India’s inflation data

NEW DELHI: Higher food prices pushed India’s retail inflation to an eight-month high in June, government data showed on Monday, dampening hopes of an interest rate cut by the central bank in the near future. Retail prices rose to 5.4 per cent year-on-year in June, higher than the 5.01 per cent print in May and the 5.1 per cent annual rise predicted by analysts in a Reuters poll. Food prices were up 5.48 per cent from 4.8 per cent in May. “The surprising factor for CPI to go up was that it was food driven ... we expect the RBI (central bank) to be on hold for now,” said Sonal Varma, India economist at Nomura.

Border trade zone

BEIJING: China and North Korea will open a border trade zone, Chinese state media said on Monday, the latest effort to boost economic ties despite tension between the countries.

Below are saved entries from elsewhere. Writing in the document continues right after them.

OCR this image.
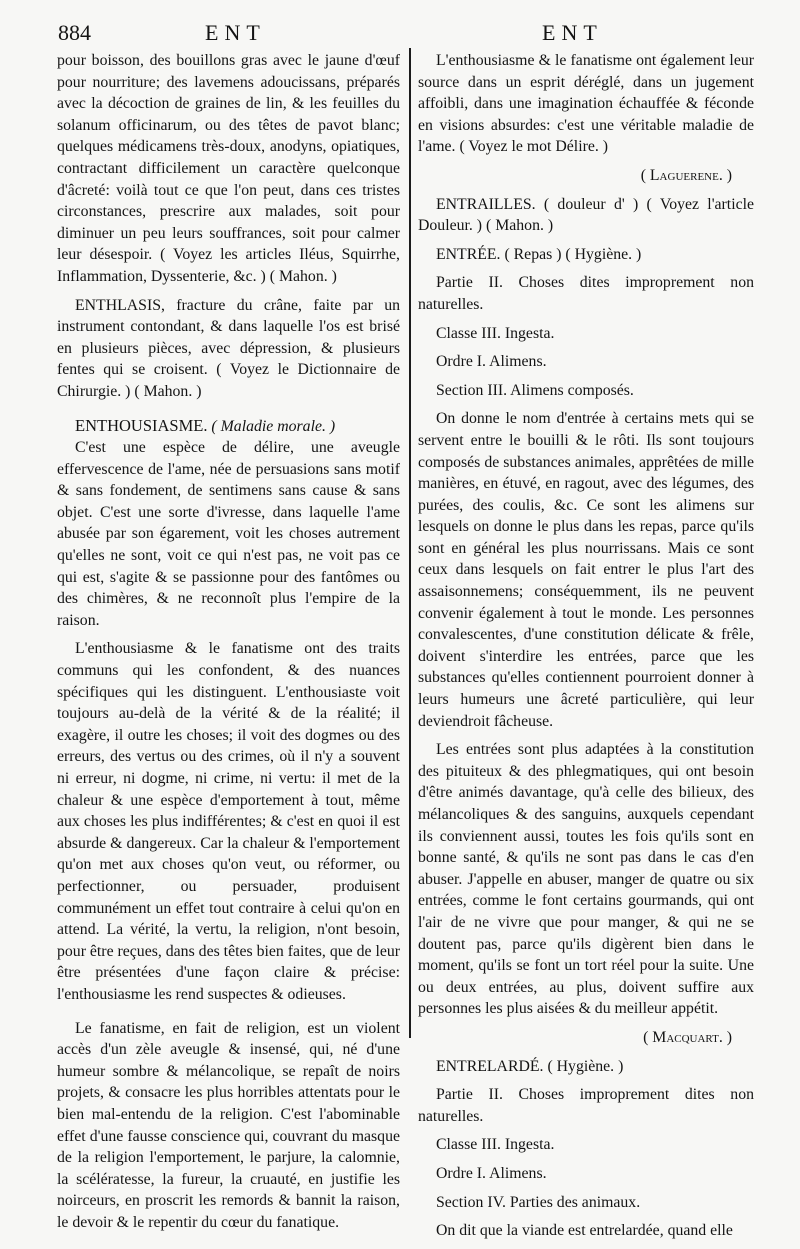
884	ENT	ENT

pour boisson, des bouillons gras avec le jaune d'œuf pour nourriture; des lavemens adoucissans, préparés avec la décoction de graines de lin, & les feuilles du solanum officinarum, ou des têtes de pavot blanc; quelques médicamens très-doux, anodyns, opiatiques, contractant difficilement un caractère quelconque d'âcreté: voilà tout ce que l'on peut, dans ces tristes circonstances, prescrire aux malades, soit pour diminuer un peu leurs souffrances, soit pour calmer leur désespoir. ( Voyez les articles Iléus, Squirrhe, Inflammation, Dyssenterie, &c. ) ( Mahon. )

ENTHLASIS, fracture du crâne, faite par un instrument contondant, & dans laquelle l'os est brisé en plusieurs pièces, avec dépression, & plusieurs fentes qui se croisent. ( Voyez le Dictionnaire de Chirurgie. ) ( Mahon. )

ENTHOUSIASME. ( Maladie morale. )

C'est une espèce de délire, une aveugle effervescence de l'ame, née de persuasions sans motif & sans fondement, de sentimens sans cause & sans objet. C'est une sorte d'ivresse, dans laquelle l'ame abusée par son égarement, voit les choses autrement qu'elles ne sont, voit ce qui n'est pas, ne voit pas ce qui est, s'agite & se passionne pour des fantômes ou des chimères, & ne reconnoît plus l'empire de la raison.

L'enthousiasme & le fanatisme ont des traits communs qui les confondent, & des nuances spécifiques qui les distinguent. L'enthousiaste voit toujours au-delà de la vérité & de la réalité; il exagère, il outre les choses; il voit des dogmes ou des erreurs, des vertus ou des crimes, où il n'y a souvent ni erreur, ni dogme, ni crime, ni vertu: il met de la chaleur & une espèce d'emportement à tout, même aux choses les plus indifférentes; & c'est en quoi il est absurde & dangereux. Car la chaleur & l'emportement qu'on met aux choses qu'on veut, ou réformer, ou perfectionner, ou persuader, produisent communément un effet tout contraire à celui qu'on en attend. La vérité, la vertu, la religion, n'ont besoin, pour être reçues, dans des têtes bien faites, que de leur être présentées d'une façon claire & précise: l'enthousiasme les rend suspectes & odieuses.

Le fanatisme, en fait de religion, est un violent accès d'un zèle aveugle & insensé, qui, né d'une humeur sombre & mélancolique, se repaît de noirs projets, & consacre les plus horribles attentats pour le bien mal-entendu de la religion. C'est l'abominable effet d'une fausse conscience qui, couvrant du masque de la religion l'emportement, le parjure, la calomnie, la scélératesse, la fureur, la cruauté, en justifie les noirceurs, en proscrit les remords & bannit la raison, le devoir & le repentir du cœur du fanatique.

L'enthousiasme & le fanatisme ont également leur source dans un esprit déréglé, dans un jugement affoibli, dans une imagination échauffée & féconde en visions absurdes: c'est une véritable maladie de l'ame. ( Voyez le mot Délire. )

( Laguerene. )

ENTRAILLES. ( douleur d' ) ( Voyez l'article Douleur. ) ( Mahon. )

ENTRÉE. ( Repas ) ( Hygiène. )

Partie II. Choses dites improprement non naturelles.

Classe III. Ingesta.

Ordre I. Alimens.

Section III. Alimens composés.

On donne le nom d'entrée à certains mets qui se servent entre le bouilli & le rôti. Ils sont toujours composés de substances animales, apprêtées de mille manières, en étuvé, en ragout, avec des légumes, des purées, des coulis, &c. Ce sont les alimens sur lesquels on donne le plus dans les repas, parce qu'ils sont en général les plus nourrissans. Mais ce sont ceux dans lesquels on fait entrer le plus l'art des assaisonnemens; conséquemment, ils ne peuvent convenir également à tout le monde. Les personnes convalescentes, d'une constitution délicate & frêle, doivent s'interdire les entrées, parce que les substances qu'elles contiennent pourroient donner à leurs humeurs une âcreté particulière, qui leur deviendroit fâcheuse.

Les entrées sont plus adaptées à la constitution des pituiteux & des phlegmatiques, qui ont besoin d'être animés davantage, qu'à celle des bilieux, des mélancoliques & des sanguins, auxquels cependant ils conviennent aussi, toutes les fois qu'ils sont en bonne santé, & qu'ils ne sont pas dans le cas d'en abuser. J'appelle en abuser, manger de quatre ou six entrées, comme le font certains gourmands, qui ont l'air de ne vivre que pour manger, & qui ne se doutent pas, parce qu'ils digèrent bien dans le moment, qu'ils se font un tort réel pour la suite. Une ou deux entrées, au plus, doivent suffire aux personnes les plus aisées & du meilleur appétit.

( Macquart. )

ENTRELARDÉ. ( Hygiène. )

Partie II. Choses improprement dites non naturelles.

Classe III. Ingesta.

Ordre I. Alimens.

Section IV. Parties des animaux.

On dit que la viande est entrelardée, quand elle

The Guomenwan trade zone in the northeastern Chinese city of Dandong, in Liaoning province, is expected to open in October, the official Xinhua news agency reported, citing city trade officials who said the plan had been approved. ‘Residents living within 20 km of the border will be able to exchange commodities’ with people from North Korea on a duty-free basis, of up to 8,000 yuan ($1,288) a day, Xinhua said.

REIT ‘death cross’

TOKYO: A ‘death cross’ has formed over Japanese real estate investment trusts (REITs) for the first time in Shinzo Abe’s two-and-a-half year reign as prime minister, fuelling speculation a bear market is imminent and equities are about to get hit. The Tokyo Stock Exchange’s REIT index plunged to an eight-month low last week, causing its 20-day moving average to fall below the 200-day moving average and creating the so-called death cross on technical charts. Large sell orders, most likely from Japanese investors, were the main culprit behind the fall, a trader said.

MPLX to expand

NEW YORK: MPLX LP, the pipeline unit of Marathon Petroleum, said Monday it was buying natural gas processor MarkWest Energy Partners for $15.8 billion in cash and shares. MPLX, a partnership which operates about 2,900 miles (4,670 km) of pipeline across the US Midwest, said the deal would give it control of the country’s second-largest natural gas processor.